“Big picture, we see this as another step in the re-rating of oil and gas, and the journey from Big Oil to Big Energy.” – Wood Mckenzie
International consulting giant Wood Mckenzie issued a press release (copied below) Monday about BP’s write-down of as much as $17.5 billion of its assets, part of the UK-based company’s gradual exit from oil and gas. Energy. Jeremy McCrae says the trend started in Europe and is now picking up steam in North America. Are Canada’s big oil companies also transitioning from Big Oil to Big Energy?
BP press release
Speaking after BP announced it will write down as much as $17.5 billion on the value of its assets when it reports its second-quarter results, Luke Parker, vice president, corporate analysis, at Wood Mackenzie, said: “The impairment shouldn’t come as a big surprise. The risks were clearly flagged in BP’s 2019 annual report.
“While these are non-cash charges, with no bearing on cash flows, the implications – near-term and long-term – are very real.
“In the near-term, the impact of a US$17.5 billion write-down on shareholders equity would push BP’s gearing ratio to 45% (including lease liabilities, 41% excluding). A US$13 billion write-down would push these figures to 44% and 40% respectively. This is uncomfortably high.
“Greater urgency to pay down debt will put further pressure on the dividend. Of course, under BP’s latest price assumptions, cash generation will be less than previously anticipated.
“In the longer term, this is about BP’s strategic shift away from oil and gas. While that will be a multi-decade affair, BP is already getting to grips with the idea that its upstream assets are worth less than it believed as recently as six months ago. Indeed, some of them are worth nothing.

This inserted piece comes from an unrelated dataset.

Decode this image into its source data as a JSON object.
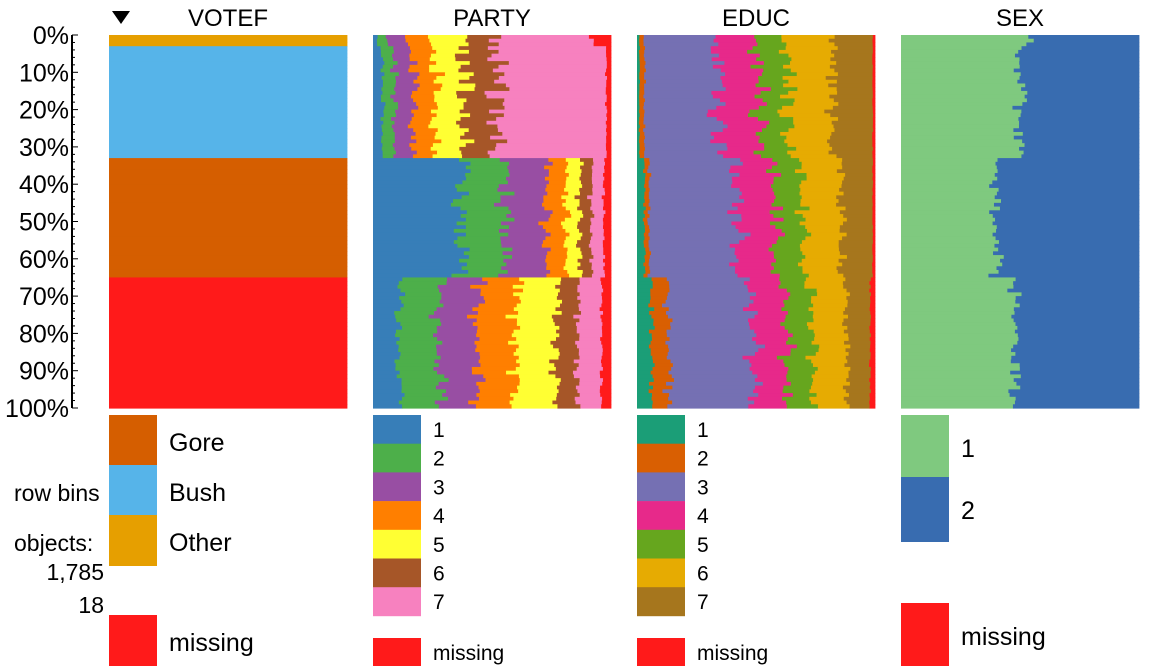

“Big picture, we see this as another step in the re-rating of oil and gas, and the journey from Big Oil to Big Energy. BP is working through the detail of the ‘reimagine’ strategy that it unveiled in February. That will be presented in September, and will provide a much clearer picture of BP’s plans for capital allocation and cashflow generation as it makes the transition to net-zero.”